Usual Medications: Levofloxacin (stopped on commencing i.v. antibiotics), Spironolactone (started in clinic, now withheld), Vitamin B co-strong, Seretide inhaler, Bisoprolol (now withheld), Citalopram.
Serial Blood tests Urea Creatinine
Clinic 2 months ago 1.7 53umol/L
Admission 5.5 76umol/L
Day 6.7 89umol/L
Day 2 7.1 103umol/L
Day 3 9.9 131umol/L
What further information would you seek before giving your opinion?
See more of the history or other available results?
Other blood tests:, Bilirubin 121, Hb 121, WCC 13.2 (Neuts 11.1) Platelets 53, Prothrombin time 21 seconds
Abdominal USS : shrunken nodular liver consistent with cirrhosis. 15cm Splenomegaly. 11cm kidneys bilaterally, no evidence of obstruction.
Blood pressure has been between 70 and 90mmHg systolic throughout the admission. There has been a borderline temperature (max 37.8degrees). Urine output has not been completely documented due to poor patient compliance, however a urinary catheter has just been inserted. Post catheter dipstick shows + haematuria, no proteinuria.
Now consider what advice you would give.
Write your advice
Now read what the expert wrote
His hepatic impairment is a sensitizing factor for subsequent acute kidney injury. The precise aetiology for the current dysfunction cannot be stated with certainty, but potentially includes components of
i) Sepsis induced renal dysfunction (from presumed bacterial peritonitis)
ii) Hypoperfusion from low BP (liver disease+ (i))
iii) Over-diuresis & intra-vascular depletion from Spironolactone
iv) Haemodynamic upset from large volume paracentesis (although replacement regime used was appropriate)
All the above lead to a state of pre-renal failure or established acute tubular injury. An important differential would be the onset of the hepato-renal syndrome, characterised by oliguria in the face of volume repletion, extreme salt retention, progressive renal impairment, and a very poor prognosis (>90% mortality) in those not suitable for liver transplantation.

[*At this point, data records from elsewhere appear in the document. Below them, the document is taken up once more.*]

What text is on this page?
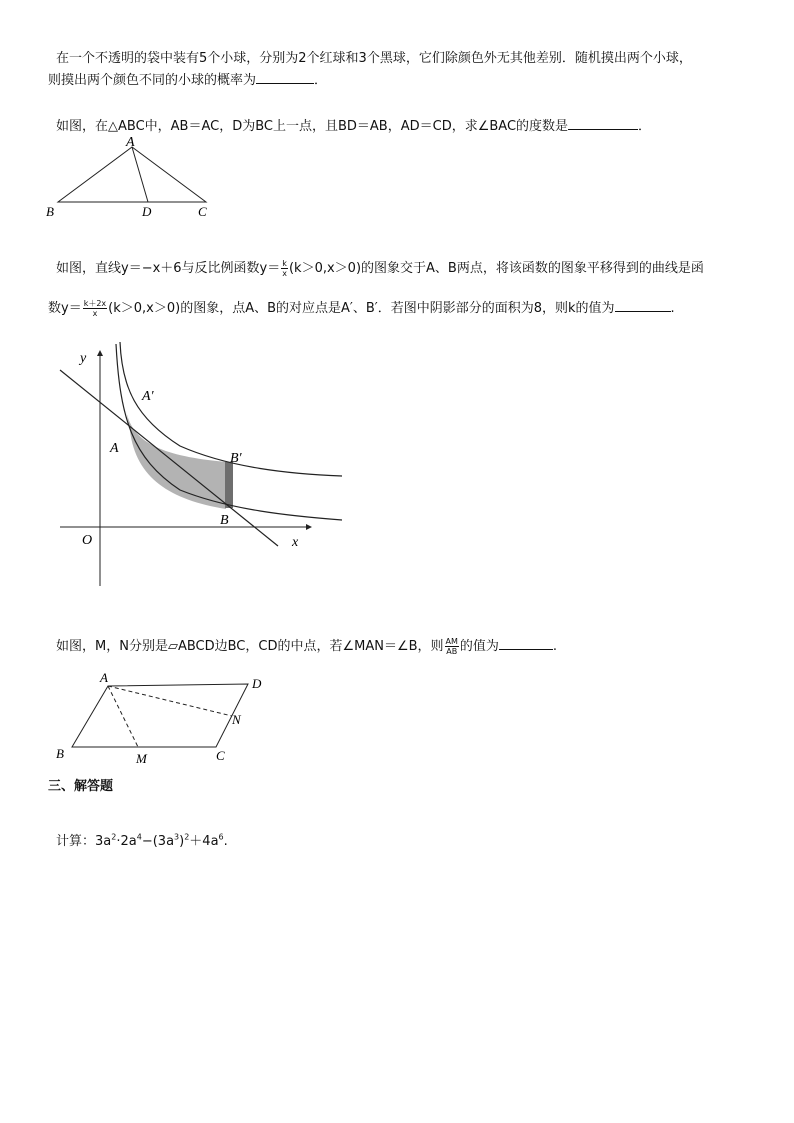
在一个不透明的袋中装有5个小球，分别为2个红球和3个黑球，它们除颜色外无其他差别．随机摸出两个小球，
则摸出两个颜色不同的小球的概率为	．
如图，在△ABC中，AB＝AC，D为BC上一点，且BD＝AB，AD＝CD，求∠BAC的度数是	．
A
B	D	C
如图，直线y＝−x＋6与反比例函数$y= \frac{k}{x} (k>0,x>0)$的图象交于A、B两点，将该函数的图象平移得到的曲线是函
数$y= \frac{k+2x}{x} (k>0,x>0)$的图象，点A、B的对应点是A′、B′．若图中阴影部分的面积为8，则k的值为	.
y
x
O
A
A′
B
B′
如图，M，N分别是▱ABCD边BC，CD的中点，若∠MAN＝∠B，则 $\frac{AM}{AB}$ 的值为	.
A	D
N
B	M	C
三、解答题
计算：$3a^2\cdot 2a^4-(3a^3)^2+4a^6$.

The common immediate management pathway for all of the above should be active volume resuscitation aiming to leave the patient intra-vascularly replete (this may be aided by the insertion of a central venous pressure line). Investigation and treatment of sepsis should be undertaken, and consideration given to the use of laxatives to prevent constipation worsening encephalopathy. Once the patient is volume replete (and assuming no diuretics are prescribed) then a spot urinary sodium can be measured, with a result <20umol/L consistent with HRS. The hepatologists may wish to consider the use of alpha-agonists such as midodrine as a means to support BP in the event of ongoing hypotension. At this stage renal replacement is not required, however the renal team should stay involved with the patients care, as RRT could be required in the event of ongoing deterioration. If this is occurring in the context of established HRS then careful discussion with the senior hepatologists would required as to the appropriateness of ongoing invasive and potentially injurious therapies in the setting of a very poor prognosis.